I soon knew Lennard as the author of “Zinn and the Art of Mountain Bike Maintenance,” which had, according to its cover, sold 160,000 copies. That’s more copies, most certainly, than sold in aggregate by the other 77 authors present, and possibly by all authors in the history of Boulder County, excluding Jon Krakauer. Lennard, I would later learn, was on the U.S. cycling team in the late 1970s and early 1980s and, in addition to writing books, runs a company that builds high-end bikes.

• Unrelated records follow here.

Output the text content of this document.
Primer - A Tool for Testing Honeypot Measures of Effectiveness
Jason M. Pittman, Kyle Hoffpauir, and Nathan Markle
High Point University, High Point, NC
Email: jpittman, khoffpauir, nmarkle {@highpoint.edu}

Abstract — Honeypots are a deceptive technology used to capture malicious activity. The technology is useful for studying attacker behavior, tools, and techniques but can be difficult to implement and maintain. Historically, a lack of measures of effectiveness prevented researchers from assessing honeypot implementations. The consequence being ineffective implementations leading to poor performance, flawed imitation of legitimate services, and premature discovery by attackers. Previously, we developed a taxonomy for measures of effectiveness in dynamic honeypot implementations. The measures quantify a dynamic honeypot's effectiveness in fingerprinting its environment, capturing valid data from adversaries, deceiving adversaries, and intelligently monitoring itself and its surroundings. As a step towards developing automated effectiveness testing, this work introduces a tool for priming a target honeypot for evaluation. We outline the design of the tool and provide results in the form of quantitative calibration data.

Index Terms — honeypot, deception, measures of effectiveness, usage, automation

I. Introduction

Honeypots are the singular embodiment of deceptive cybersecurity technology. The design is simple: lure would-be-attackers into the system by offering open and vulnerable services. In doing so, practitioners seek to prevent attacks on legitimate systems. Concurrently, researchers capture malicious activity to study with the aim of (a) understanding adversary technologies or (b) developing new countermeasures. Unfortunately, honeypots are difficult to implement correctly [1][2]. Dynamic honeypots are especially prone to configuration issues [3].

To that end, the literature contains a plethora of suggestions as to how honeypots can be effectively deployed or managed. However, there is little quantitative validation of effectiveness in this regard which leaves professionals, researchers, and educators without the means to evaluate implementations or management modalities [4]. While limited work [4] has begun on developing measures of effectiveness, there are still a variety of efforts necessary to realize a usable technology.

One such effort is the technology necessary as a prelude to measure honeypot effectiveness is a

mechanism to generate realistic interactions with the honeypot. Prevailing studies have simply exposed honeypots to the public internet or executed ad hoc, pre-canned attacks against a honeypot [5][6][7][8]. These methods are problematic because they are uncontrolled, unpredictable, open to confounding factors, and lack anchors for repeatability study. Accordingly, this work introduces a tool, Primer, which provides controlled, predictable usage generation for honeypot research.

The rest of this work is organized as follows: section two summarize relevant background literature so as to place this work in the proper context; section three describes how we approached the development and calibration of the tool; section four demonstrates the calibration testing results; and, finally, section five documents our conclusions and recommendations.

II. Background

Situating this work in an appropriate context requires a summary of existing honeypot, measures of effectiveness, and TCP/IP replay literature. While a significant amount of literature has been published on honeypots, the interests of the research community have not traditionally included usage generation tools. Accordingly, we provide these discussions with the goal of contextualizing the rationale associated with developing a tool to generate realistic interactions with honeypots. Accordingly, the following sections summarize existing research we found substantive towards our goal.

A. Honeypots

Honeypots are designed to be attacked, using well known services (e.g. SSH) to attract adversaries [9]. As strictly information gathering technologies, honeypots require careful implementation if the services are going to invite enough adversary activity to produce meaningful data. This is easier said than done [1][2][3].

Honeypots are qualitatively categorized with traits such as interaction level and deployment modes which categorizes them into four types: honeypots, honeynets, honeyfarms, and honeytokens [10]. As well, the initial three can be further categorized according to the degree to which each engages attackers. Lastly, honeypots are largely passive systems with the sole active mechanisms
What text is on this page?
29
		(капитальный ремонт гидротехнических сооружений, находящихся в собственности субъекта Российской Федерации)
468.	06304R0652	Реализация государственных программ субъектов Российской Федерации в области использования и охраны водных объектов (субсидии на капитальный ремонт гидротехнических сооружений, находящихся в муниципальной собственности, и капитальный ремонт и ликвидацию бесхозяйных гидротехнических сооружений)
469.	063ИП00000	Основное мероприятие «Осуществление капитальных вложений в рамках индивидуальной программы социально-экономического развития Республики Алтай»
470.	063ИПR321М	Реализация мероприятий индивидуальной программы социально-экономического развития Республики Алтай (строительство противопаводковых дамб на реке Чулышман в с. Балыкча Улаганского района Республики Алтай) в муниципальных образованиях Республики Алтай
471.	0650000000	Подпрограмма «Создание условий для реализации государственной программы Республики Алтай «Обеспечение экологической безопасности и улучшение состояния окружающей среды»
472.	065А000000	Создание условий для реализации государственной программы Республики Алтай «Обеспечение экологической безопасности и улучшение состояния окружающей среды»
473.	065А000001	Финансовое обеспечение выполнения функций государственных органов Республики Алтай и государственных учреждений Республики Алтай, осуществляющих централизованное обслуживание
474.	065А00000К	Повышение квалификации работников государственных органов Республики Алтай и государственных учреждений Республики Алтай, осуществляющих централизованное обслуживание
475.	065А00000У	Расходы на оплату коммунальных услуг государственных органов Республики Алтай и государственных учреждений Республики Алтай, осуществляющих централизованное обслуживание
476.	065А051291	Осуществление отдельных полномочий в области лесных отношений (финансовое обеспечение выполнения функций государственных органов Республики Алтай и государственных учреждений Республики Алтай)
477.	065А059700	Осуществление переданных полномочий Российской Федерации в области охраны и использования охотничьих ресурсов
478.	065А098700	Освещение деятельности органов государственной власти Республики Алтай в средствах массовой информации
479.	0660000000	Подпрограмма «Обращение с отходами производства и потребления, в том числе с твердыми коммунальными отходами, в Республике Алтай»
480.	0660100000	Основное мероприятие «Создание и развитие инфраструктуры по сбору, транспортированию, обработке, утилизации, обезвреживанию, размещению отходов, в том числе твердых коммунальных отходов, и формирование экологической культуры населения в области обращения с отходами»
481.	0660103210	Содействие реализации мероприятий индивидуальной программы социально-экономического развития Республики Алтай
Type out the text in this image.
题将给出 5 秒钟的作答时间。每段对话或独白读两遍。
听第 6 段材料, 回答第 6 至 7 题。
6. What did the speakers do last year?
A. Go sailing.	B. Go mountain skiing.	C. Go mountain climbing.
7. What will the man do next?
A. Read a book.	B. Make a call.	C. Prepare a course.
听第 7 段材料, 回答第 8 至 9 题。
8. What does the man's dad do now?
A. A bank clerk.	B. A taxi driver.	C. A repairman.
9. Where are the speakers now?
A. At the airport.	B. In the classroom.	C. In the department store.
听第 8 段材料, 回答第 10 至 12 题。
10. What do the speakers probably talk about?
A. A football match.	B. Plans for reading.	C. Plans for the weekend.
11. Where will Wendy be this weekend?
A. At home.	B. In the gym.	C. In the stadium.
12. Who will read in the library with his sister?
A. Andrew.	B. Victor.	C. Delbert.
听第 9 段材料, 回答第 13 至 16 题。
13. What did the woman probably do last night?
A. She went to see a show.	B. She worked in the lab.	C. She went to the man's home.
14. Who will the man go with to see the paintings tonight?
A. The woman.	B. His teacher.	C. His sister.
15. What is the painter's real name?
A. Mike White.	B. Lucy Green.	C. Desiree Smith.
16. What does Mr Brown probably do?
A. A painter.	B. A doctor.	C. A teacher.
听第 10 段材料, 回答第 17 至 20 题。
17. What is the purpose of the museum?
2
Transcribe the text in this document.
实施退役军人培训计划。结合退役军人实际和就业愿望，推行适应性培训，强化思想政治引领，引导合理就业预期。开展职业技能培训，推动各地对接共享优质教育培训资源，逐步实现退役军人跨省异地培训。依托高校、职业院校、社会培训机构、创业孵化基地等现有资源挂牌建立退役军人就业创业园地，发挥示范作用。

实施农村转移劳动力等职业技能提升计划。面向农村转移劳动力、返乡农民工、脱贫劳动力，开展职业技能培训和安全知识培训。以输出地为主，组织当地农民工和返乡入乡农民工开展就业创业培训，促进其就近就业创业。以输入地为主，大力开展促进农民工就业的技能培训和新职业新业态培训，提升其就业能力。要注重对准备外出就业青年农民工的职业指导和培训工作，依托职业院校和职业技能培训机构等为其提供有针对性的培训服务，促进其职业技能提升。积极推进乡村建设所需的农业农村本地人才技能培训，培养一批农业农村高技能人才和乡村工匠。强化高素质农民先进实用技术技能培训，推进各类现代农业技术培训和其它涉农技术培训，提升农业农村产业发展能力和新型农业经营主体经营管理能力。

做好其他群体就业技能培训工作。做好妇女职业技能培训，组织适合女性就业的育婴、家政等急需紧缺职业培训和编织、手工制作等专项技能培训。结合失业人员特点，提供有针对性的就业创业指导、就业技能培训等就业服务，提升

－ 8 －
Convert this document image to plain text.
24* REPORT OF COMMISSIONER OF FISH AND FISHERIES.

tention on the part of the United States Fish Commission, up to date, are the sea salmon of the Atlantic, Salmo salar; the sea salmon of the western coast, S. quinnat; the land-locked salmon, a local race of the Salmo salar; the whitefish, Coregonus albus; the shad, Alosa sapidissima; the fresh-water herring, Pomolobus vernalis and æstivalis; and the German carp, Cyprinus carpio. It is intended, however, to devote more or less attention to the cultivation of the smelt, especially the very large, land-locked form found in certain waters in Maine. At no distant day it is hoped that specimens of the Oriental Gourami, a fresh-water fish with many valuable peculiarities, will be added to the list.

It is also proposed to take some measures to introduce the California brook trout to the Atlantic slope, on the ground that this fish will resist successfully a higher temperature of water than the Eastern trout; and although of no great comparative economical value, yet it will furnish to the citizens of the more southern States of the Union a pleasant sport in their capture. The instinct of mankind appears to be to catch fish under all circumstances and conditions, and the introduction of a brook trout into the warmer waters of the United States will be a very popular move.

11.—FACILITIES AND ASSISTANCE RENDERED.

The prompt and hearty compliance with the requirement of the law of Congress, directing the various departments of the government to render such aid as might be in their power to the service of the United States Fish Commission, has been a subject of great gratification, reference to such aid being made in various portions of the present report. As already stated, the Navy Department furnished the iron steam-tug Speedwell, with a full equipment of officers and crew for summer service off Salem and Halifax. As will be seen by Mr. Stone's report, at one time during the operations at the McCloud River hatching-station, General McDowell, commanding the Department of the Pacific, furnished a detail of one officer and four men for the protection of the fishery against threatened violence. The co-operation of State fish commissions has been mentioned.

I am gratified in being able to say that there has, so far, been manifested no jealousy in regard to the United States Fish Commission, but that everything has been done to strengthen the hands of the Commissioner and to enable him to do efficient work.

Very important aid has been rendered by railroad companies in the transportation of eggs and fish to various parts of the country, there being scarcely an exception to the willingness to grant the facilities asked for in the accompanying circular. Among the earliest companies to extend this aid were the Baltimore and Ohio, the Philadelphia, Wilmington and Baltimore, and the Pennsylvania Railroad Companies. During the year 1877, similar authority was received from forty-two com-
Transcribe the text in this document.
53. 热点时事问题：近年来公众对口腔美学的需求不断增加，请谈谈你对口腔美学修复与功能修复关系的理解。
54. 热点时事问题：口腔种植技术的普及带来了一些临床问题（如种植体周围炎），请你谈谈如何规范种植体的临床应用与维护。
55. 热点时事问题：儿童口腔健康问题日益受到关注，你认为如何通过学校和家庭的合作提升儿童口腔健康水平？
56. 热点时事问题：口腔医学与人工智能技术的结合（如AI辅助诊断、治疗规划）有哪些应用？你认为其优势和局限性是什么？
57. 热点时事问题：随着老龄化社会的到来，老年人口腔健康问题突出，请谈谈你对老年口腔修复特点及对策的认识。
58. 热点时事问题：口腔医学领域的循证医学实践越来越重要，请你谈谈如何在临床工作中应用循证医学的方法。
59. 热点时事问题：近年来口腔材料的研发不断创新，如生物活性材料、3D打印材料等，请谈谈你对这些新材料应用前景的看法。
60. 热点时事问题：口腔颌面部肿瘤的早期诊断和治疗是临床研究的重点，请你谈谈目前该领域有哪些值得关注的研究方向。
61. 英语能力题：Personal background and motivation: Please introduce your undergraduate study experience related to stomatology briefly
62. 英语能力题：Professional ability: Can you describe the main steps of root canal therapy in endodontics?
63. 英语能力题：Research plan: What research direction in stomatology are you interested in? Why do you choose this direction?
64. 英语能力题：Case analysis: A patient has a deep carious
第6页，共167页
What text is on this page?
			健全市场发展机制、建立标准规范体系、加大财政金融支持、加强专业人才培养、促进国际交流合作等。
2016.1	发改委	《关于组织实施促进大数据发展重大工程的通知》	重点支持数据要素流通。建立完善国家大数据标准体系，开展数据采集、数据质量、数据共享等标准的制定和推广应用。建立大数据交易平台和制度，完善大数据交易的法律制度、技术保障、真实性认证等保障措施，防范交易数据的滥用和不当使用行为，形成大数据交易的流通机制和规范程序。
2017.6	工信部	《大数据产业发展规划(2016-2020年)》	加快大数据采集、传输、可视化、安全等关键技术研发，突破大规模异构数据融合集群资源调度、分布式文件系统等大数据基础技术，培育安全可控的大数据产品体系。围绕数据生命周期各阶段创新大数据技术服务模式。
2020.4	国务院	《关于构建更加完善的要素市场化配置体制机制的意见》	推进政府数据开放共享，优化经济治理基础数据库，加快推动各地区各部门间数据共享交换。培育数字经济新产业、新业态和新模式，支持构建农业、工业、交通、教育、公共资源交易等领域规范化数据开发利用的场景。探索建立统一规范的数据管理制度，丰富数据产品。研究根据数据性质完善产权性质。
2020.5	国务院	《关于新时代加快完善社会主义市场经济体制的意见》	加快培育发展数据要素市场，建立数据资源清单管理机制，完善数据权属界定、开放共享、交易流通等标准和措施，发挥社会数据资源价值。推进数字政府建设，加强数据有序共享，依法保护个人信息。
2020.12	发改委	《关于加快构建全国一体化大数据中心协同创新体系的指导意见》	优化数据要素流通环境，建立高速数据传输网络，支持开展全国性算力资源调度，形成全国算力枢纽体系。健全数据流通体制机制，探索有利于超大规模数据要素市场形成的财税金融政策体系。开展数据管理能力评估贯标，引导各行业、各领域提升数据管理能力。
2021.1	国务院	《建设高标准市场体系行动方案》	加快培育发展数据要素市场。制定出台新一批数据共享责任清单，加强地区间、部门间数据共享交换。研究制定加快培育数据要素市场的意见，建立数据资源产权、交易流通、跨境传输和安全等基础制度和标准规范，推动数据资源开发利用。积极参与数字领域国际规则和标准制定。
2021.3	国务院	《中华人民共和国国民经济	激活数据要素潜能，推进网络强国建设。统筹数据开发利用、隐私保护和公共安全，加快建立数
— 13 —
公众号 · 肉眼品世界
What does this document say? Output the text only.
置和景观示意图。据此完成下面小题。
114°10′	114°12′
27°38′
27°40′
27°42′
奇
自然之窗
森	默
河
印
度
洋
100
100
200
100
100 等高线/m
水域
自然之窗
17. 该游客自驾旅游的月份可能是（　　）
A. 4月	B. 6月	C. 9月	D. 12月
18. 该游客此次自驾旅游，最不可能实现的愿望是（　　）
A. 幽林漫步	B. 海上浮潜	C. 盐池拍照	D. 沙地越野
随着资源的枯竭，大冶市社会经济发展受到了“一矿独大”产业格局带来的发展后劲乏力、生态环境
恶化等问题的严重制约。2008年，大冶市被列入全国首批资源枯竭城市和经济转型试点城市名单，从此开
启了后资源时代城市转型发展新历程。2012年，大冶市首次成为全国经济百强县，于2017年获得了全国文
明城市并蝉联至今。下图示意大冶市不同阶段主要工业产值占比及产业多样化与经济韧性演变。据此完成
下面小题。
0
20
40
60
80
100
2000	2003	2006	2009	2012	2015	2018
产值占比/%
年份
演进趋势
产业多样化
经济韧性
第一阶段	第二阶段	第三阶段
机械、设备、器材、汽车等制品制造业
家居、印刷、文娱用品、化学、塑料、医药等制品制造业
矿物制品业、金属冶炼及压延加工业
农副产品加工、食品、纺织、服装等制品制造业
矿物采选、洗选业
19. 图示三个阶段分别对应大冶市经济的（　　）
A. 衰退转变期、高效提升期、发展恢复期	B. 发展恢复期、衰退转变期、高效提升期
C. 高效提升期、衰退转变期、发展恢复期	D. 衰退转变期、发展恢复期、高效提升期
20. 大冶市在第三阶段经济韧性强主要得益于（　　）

So my afternoon was salvaged, noncommercially, by Lennard Zinn and stories of competition and bike materials and the challenge of doing new editions of books when technology is changing but you can’t delete all the old stuff (had not been sitting there, he would have been revising). I learned that titanium is so elastic that, if you smash it into your garage on your car rack, your car, the rack and various bicycle components will be in dire straits, but the titanium frame will be like new.

We talked about residual fitness and the Tour de Colorado finishing up Flagstaff Mountain in Boulder next year and what that will do to the egos of the city’s collective legend-in-their-own-minds cyclists (the fast will forever be slow, and that’s after the pros have raced 100-odd miles). We chuckled at the $5,000 price tag on my engineering model Deep Impact sensor radiator, though a good Zinn bike costs more. And so on.

I sent my neighbor and serial cycle-dabbler Rob Ford a note wondering if he’d like an inscribed copy of the Mountain Bike Maintenance book (this is the bible, Rob told me later), which I bought for him and had Lennard sign. So Lennard sold a book — quite possibly one more than the other 77 authors present could say.